The words of the verses and refrain of this one are these:

Standing on the promises of Christ my King, 
Through eternal ages let His praises ring, 
Glory in the highest, I will shout and sing, 
Standing on the promises of God.

Standing, standing, 
Standing on the promises of God my Savior; 
Standing, standing, 
I’m standing on the promises of God.

Standing on the promises that cannot fail, 
When the howling storms of doubt and fear assail, 
By the living Word of God I shall prevail,
Standing on the promises of God.

Standing on the promises I now can see 
Perfect, present cleansing in the blood for me; 
Standing in the liberty where Christ makes free, 
Standing on the promises of God.

Standing on the promises of Christ the Lord, 
Bound to Him eternally by love’s strong cord, 
Overcoming daily with the Spirit’s sword, 
Standing on the promises of God.

Standing on the promises I cannot fall, 
Listening every moment to the Spirit’s call 
Resting in my Saviour as my all in all, 
Standing on the promises of God.

I am often curious about the one who penned the words of a hymn and if you look at this one by composer Russell Kelso Carter (1849-1928), you will discover the words reflect his personal experience. His history is one of an outstanding student and athlete who committed his life to Christ at the age of 15. Later he would become an instructor and then an ordained Methodist minister, but he didn’t stop there and ultimately became a medical doctor.
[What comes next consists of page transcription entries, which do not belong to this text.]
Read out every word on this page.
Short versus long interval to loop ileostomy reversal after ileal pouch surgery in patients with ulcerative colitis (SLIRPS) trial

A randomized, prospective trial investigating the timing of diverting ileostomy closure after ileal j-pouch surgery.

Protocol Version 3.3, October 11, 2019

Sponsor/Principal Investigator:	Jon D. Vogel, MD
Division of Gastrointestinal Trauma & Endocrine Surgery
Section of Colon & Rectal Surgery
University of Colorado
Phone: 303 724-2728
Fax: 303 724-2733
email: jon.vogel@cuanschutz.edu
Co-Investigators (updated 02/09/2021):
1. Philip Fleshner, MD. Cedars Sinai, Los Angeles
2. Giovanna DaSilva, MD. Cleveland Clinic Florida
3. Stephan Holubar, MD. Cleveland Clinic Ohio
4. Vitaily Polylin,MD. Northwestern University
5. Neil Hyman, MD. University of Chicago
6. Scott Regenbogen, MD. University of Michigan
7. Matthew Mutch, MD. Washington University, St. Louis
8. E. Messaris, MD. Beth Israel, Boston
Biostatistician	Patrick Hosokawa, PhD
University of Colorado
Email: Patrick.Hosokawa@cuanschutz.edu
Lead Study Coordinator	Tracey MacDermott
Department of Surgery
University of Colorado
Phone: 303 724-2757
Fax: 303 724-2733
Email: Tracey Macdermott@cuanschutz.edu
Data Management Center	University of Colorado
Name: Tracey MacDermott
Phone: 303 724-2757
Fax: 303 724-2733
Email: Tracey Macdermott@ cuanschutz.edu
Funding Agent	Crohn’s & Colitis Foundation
At the age of 30, Carter was diagnosed with a critical heart condition and faced imminent death. His response was to kneel and pray, asking God to heal him, but also promising God that no matter how He chose to answer that prayer he would forever consecrate his life and service to the Lord.

God chose to answer that prayer with healing and gave Carter a healthy heart that allowed him to go on living for another 49 years. In an article by Lynda Schultz in Thrive about this she writes as follows:

“In the end, Carter came to the conclusion that healing was God’s choice to make and that God also chose the instruments through which that healing, if granted, would come. His hymn was a personal testimony to his faith,”

Lynda Schultz in Thrive

What is the personal testimony of our faith today?
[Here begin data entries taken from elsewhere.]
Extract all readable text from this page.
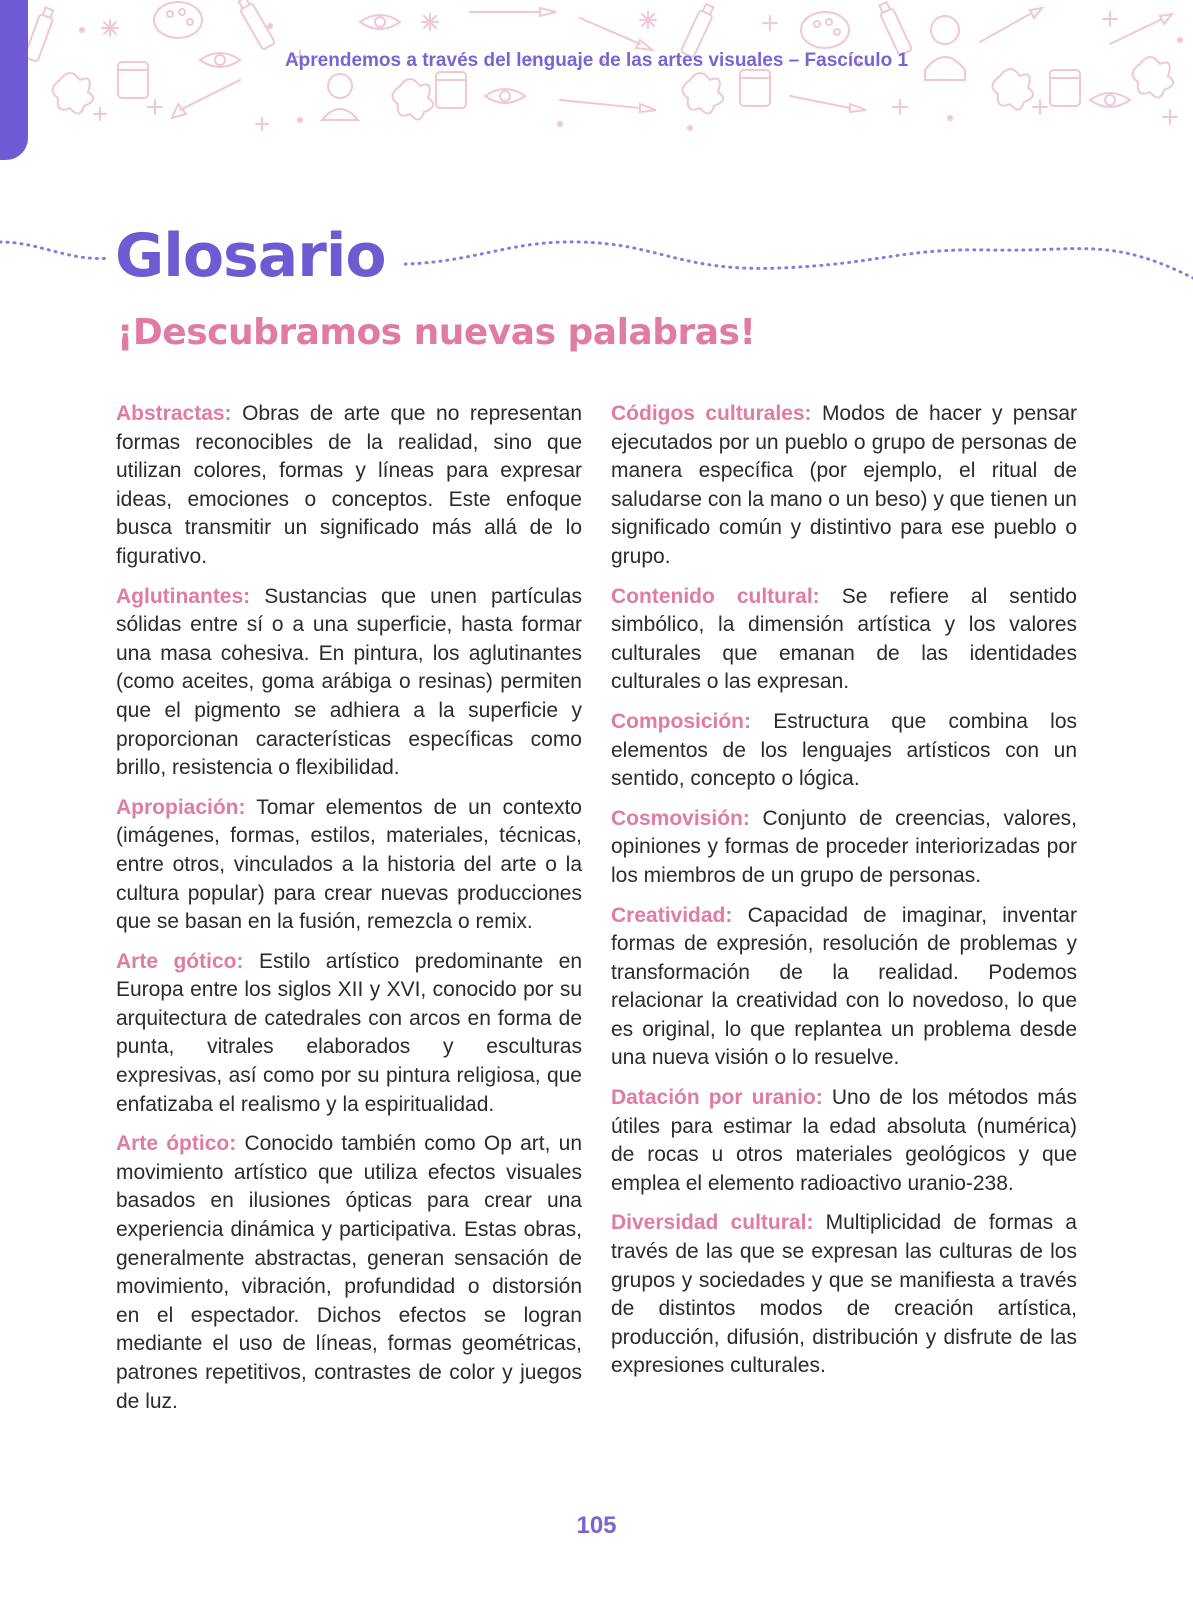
Aprendemos a través del lenguaje de las artes visuales – Fascículo 1
Glosario
¡Descubramos nuevas palabras!

Abstractas: Obras de arte que no representan formas reconocibles de la realidad, sino que utilizan colores, formas y líneas para expresar ideas, emociones o conceptos. Este enfoque busca transmitir un significado más allá de lo figurativo.

Aglutinantes: Sustancias que unen partículas sólidas entre sí o a una superficie, hasta formar una masa cohesiva. En pintura, los aglutinantes (como aceites, goma arábiga o resinas) permiten que el pigmento se adhiera a la superficie y proporcionan características específicas como brillo, resistencia o flexibilidad.

Apropiación: Tomar elementos de un contexto (imágenes, formas, estilos, materiales, técnicas, entre otros, vinculados a la historia del arte o la cultura popular) para crear nuevas producciones que se basan en la fusión, remezcla o remix.

Arte gótico: Estilo artístico predominante en Europa entre los siglos XII y XVI, conocido por su arquitectura de catedrales con arcos en forma de punta, vitrales elaborados y esculturas expresivas, así como por su pintura religiosa, que enfatizaba el realismo y la espiritualidad.

Arte óptico: Conocido también como Op art, un movimiento artístico que utiliza efectos visuales basados en ilusiones ópticas para crear una experiencia dinámica y participativa. Estas obras, generalmente abstractas, generan sensación de movimiento, vibración, profundidad o distorsión en el espectador. Dichos efectos se logran mediante el uso de líneas, formas geométricas, patrones repetitivos, contrastes de color y juegos de luz.

Códigos culturales: Modos de hacer y pensar ejecutados por un pueblo o grupo de personas de manera específica (por ejemplo, el ritual de saludarse con la mano o un beso) y que tienen un significado común y distintivo para ese pueblo o grupo.

Contenido cultural: Se refiere al sentido simbólico, la dimensión artística y los valores culturales que emanan de las identidades culturales o las expresan.

Composición: Estructura que combina los elementos de los lenguajes artísticos con un sentido, concepto o lógica.

Cosmovisión: Conjunto de creencias, valores, opiniones y formas de proceder interiorizadas por los miembros de un grupo de personas.

Creatividad: Capacidad de imaginar, inventar formas de expresión, resolución de problemas y transformación de la realidad. Podemos relacionar la creatividad con lo novedoso, lo que es original, lo que replantea un problema desde una nueva visión o lo resuelve.

Datación por uranio: Uno de los métodos más útiles para estimar la edad absoluta (numérica) de rocas u otros materiales geológicos y que emplea el elemento radioactivo uranio-238.

Diversidad cultural: Multiplicidad de formas a través de las que se expresan las culturas de los grupos y sociedades y que se manifiesta a través de distintos modos de creación artística, producción, difusión, distribución y disfrute de las expresiones culturales.

105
What promises are we standing on?

Photo by Rob Blair

14 thoughts on “Promises

  1. I loved what you said about getting to know God’s character. It’s hard to trust when you don’t know someone and it’s hard to take God at His Word when we don’t really know Him.

  2. That is definitely one of my favorite hymns. I never knew the author’s story, though. That makes it even better, huh? I love your reminder that God is the Promise Keeper. What a beautiful name.

  3. I love that song! Now it will be on repeat in my brain…which is totally okay! Something I need to do more of – claim those promises and stand firm on them!!

    1. Yes, He is and how much more we are challenged to keep that in focus as the world around us roils and twists.💕

  4. It’s crazy how many ads are targeted to us in SO many different ways every day, each making a promise of some sort, most of which can’t be delivered. How wonderful that we have a God who can and does deliver on his promises. No false advertising with God! 🙂 Thanks for this, Pam.

  5. Awww…I’m so glad I visited you today from Anita’s link-up! I love that old hymn too and I didn’t know the story behind it! Thank you for sharing that and the thoughts on promises. He is the only one we can truly trust! I’m so thankful He is not like man. He is worthy of our trust despite our worldly experiences with promises.